In my twenties I had a lot of conversations with my grandpa about the abuse, and this made me realize that it was actually true, I finally started to believe again that what I had felt was real, that I did not make up a story, but this did not make me have trust in my feelings. Whenever I feel sad, angry, excited, scared, frustrated or disappointed I believe it is not a feeling that is allowed to be there. I still always believe my feelings are not appropriate, fake or too extreme.
When my grandpa died a year ago, I did not allow myself to feel sadness. When I found out I have Familial hypercholesterolemia (FH), a genetic disorder that comes with high cholesterol levels, mostly the bad kind, and early cardiovascular disease, I did not allow myself to feel disappointed or angry. When I met my boyfriend and figured out he was a very good match for me, I did not allow myself to get exited. Even when I was away from home for over 12 hours every day, because of my family I had to take care of, working out and my job, I did not allow myself to feel tired.
The many years of rejection of my emotions have made me extremely hard, hard to myself. I have lost the trust in myself, I no longer believe that anything I feel might be real or true. I have taught myself a way to just hide everything, because I believed that everything should be inappropriate, and this is the worst thing I did to myself. After years of hiding everything I am now back to feeling everything, I’m back to my uncontrolled extreme emotional experience, like I used to have when I was a kid. In all these years I did not learn how to control emotions, how to make them less extreme. I have no idea how to feel without loosing control. I did not learn anything from hiding everything and I feel like I’m all the way back to the start.
Luckily, this time there are no people around that do not understand me. This time I won’t get rejected for all the things I will feel. This time I will be able to feel everything, and instead of trying to hide my emotions, I will be trying to look at them, see where they come from, see what they mean and then judge them. I think it is important to feel every one of them, but in a controlled way. Instead of making them disappear, instead of ignoring and hiding, I have to let them be without exploding. Whatever I felt as a kid, no matter how weird or inappropriate, I did feel for real and I was never wrong to feel whatever it was I felt.

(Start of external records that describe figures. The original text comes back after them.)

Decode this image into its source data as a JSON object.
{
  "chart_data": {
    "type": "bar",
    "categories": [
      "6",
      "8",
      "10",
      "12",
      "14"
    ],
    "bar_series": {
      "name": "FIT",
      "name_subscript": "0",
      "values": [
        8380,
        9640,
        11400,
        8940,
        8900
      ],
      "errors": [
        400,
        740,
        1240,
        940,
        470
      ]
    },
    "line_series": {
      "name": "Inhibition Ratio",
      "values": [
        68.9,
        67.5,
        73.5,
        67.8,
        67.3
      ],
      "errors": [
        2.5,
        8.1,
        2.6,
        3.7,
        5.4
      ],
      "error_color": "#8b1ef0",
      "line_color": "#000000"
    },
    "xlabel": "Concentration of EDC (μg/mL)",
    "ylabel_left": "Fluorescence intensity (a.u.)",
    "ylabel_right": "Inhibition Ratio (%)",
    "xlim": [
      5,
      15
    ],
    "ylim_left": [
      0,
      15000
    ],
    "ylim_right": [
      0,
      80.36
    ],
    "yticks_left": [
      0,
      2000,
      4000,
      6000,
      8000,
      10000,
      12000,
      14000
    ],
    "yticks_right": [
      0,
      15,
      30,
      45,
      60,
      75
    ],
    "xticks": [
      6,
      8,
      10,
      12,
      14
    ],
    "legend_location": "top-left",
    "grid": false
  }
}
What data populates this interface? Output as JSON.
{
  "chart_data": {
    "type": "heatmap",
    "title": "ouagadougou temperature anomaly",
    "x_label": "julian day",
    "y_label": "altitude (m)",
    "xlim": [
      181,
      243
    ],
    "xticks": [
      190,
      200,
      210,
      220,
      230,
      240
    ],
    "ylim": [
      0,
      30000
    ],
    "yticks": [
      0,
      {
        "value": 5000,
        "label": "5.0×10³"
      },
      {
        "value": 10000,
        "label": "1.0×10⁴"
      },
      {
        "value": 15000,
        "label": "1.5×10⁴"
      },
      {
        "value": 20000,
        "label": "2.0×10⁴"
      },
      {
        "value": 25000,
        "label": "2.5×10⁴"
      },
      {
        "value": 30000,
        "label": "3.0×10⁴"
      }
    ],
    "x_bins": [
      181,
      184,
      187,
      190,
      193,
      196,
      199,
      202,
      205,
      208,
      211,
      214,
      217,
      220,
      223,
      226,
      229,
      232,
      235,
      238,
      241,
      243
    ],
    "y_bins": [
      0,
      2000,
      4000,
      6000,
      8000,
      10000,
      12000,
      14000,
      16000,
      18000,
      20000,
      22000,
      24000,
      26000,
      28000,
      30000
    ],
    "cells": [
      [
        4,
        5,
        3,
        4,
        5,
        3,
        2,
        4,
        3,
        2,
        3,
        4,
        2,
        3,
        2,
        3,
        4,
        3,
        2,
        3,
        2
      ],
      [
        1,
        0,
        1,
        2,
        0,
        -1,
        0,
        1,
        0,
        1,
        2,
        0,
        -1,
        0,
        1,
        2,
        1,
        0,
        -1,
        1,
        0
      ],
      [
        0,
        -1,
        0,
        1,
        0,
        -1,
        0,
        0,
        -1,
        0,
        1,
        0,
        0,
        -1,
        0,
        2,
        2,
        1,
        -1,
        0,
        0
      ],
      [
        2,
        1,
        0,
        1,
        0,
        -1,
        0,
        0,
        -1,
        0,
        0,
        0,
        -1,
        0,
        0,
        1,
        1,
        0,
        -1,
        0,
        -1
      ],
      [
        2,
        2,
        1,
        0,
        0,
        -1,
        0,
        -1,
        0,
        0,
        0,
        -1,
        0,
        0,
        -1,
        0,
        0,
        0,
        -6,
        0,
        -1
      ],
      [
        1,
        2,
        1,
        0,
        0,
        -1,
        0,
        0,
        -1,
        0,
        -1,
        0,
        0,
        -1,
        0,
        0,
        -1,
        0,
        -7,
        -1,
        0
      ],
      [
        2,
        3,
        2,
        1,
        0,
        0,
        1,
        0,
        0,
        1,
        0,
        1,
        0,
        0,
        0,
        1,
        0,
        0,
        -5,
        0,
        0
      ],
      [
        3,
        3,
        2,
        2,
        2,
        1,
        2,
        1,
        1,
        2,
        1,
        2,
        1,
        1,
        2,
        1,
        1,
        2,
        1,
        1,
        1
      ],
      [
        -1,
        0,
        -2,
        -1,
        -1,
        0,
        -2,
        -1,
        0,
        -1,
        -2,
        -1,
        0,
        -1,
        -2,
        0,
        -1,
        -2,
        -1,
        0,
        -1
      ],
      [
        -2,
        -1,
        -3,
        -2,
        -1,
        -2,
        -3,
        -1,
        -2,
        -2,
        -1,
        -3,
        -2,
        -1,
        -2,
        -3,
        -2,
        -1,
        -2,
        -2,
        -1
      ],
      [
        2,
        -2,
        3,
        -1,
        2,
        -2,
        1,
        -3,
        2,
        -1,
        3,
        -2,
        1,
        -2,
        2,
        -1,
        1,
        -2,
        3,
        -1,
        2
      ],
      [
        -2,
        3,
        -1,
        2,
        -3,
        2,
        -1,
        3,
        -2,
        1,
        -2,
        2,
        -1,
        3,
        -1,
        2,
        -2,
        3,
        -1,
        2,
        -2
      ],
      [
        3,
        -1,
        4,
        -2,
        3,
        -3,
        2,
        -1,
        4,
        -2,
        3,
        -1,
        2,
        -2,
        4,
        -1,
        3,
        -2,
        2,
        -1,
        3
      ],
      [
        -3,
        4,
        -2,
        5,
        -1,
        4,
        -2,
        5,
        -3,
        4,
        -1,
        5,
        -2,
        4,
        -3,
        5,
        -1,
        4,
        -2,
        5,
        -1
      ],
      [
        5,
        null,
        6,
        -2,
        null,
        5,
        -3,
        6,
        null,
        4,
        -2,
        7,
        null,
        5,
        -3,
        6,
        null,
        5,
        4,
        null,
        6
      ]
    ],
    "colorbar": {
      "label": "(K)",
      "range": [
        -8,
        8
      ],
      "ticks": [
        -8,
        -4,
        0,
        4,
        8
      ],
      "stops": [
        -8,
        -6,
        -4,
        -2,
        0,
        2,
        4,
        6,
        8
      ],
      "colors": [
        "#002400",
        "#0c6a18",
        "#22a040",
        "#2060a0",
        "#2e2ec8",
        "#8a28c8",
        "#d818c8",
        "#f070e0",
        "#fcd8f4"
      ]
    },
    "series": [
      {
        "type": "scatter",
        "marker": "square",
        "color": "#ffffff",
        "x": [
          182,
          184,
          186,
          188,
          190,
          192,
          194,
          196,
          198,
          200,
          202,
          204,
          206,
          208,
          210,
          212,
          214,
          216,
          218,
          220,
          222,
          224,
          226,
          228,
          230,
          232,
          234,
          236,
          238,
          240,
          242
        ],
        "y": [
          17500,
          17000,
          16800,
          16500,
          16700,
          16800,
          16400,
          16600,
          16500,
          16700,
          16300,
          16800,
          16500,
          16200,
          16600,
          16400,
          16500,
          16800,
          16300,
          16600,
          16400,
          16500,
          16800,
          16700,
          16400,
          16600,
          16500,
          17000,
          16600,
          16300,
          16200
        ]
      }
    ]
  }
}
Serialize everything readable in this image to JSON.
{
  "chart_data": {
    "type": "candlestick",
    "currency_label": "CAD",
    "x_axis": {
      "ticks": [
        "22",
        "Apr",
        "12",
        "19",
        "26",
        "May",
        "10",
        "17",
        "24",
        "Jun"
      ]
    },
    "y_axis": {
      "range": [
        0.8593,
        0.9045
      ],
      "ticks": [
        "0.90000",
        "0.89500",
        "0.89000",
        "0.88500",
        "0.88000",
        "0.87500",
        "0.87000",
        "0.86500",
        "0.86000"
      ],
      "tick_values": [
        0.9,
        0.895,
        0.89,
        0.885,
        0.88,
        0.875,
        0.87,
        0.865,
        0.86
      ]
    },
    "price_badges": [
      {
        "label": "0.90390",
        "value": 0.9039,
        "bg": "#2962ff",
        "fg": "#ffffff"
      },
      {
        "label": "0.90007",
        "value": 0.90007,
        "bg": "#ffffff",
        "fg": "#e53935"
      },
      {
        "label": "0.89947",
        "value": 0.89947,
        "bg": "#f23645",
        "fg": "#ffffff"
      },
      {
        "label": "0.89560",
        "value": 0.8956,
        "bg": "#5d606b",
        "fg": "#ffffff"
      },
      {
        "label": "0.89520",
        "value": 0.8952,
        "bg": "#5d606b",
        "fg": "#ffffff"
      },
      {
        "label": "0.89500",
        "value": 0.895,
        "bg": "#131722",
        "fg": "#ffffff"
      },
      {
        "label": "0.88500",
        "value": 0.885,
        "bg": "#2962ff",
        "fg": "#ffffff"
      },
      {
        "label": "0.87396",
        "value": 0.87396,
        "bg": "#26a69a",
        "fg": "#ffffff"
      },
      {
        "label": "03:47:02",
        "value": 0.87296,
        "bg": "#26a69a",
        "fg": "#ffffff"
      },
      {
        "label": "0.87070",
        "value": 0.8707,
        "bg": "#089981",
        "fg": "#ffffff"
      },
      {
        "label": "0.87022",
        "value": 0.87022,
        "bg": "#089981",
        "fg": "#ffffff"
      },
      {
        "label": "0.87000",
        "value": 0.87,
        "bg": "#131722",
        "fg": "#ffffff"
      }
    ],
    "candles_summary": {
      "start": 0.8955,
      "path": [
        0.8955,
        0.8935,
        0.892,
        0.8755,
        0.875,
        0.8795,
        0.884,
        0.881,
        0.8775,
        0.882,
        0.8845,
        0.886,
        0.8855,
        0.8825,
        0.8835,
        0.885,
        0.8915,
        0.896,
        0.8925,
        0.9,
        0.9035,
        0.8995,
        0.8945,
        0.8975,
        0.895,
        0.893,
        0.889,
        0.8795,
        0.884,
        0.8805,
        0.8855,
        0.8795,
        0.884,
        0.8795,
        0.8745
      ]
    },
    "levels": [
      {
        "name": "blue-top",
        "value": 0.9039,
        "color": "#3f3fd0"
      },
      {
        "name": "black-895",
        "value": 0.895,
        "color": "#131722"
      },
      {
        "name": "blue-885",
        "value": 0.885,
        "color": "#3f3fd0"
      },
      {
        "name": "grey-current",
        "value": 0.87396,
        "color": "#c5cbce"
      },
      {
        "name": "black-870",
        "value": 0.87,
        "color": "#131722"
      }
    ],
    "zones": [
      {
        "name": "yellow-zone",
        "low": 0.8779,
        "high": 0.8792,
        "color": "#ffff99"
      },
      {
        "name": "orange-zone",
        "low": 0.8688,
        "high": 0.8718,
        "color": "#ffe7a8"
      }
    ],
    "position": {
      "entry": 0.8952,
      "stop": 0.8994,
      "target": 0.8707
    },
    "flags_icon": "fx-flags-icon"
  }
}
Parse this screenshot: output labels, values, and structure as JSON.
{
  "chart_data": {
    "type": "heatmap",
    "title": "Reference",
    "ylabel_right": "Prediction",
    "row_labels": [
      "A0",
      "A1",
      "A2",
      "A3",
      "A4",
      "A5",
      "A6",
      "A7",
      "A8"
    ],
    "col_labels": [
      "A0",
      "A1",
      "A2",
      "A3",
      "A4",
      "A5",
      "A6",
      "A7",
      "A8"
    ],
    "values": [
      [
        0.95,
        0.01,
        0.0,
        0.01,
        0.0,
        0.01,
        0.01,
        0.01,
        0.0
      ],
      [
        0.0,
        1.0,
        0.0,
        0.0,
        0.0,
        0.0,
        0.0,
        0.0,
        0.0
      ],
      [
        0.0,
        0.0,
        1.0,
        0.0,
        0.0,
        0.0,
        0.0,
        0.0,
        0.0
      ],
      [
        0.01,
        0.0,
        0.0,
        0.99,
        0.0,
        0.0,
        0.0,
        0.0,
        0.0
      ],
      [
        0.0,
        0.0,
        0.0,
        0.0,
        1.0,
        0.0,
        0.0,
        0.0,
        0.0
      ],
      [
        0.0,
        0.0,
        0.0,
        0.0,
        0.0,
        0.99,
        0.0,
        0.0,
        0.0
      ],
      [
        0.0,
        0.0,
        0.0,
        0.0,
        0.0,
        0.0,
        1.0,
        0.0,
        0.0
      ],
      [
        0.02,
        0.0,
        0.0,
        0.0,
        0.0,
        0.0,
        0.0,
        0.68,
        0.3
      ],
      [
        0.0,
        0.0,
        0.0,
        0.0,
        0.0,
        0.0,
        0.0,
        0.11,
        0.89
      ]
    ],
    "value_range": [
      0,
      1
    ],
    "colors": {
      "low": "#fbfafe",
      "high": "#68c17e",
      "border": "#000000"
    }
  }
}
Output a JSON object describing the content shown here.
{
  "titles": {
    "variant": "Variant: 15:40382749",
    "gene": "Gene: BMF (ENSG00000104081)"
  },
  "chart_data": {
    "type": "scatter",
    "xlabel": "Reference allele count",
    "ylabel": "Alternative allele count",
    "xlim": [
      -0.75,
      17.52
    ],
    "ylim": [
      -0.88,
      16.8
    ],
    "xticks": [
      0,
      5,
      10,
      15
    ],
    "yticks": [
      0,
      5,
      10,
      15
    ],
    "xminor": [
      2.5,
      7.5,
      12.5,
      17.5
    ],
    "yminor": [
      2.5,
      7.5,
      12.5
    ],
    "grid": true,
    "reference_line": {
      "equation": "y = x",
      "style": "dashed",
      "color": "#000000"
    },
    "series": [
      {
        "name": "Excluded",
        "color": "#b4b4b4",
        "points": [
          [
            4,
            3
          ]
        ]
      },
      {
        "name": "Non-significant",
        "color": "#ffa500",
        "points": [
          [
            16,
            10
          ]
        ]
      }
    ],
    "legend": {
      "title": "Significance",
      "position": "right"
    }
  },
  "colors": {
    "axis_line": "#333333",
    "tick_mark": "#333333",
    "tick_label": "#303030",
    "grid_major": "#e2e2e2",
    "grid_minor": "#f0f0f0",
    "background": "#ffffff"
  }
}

The problem is not that I feel, the problem is that I can not control my reaction. I have been taking away the feelings but this has taken away a big part of me and in the end it broke me. I took the easy way until I could no longer take it. Now it is time to stop cheating, let the feelings be there and work on the real problem, the reaction. Because as an ADHD brain it is not wrong to feel things other people don’t feel, it is normal, it is how our brains work. We just have to figure out a way to control the reaction we have on these feelings, he have to control the output, in order to not be rejected.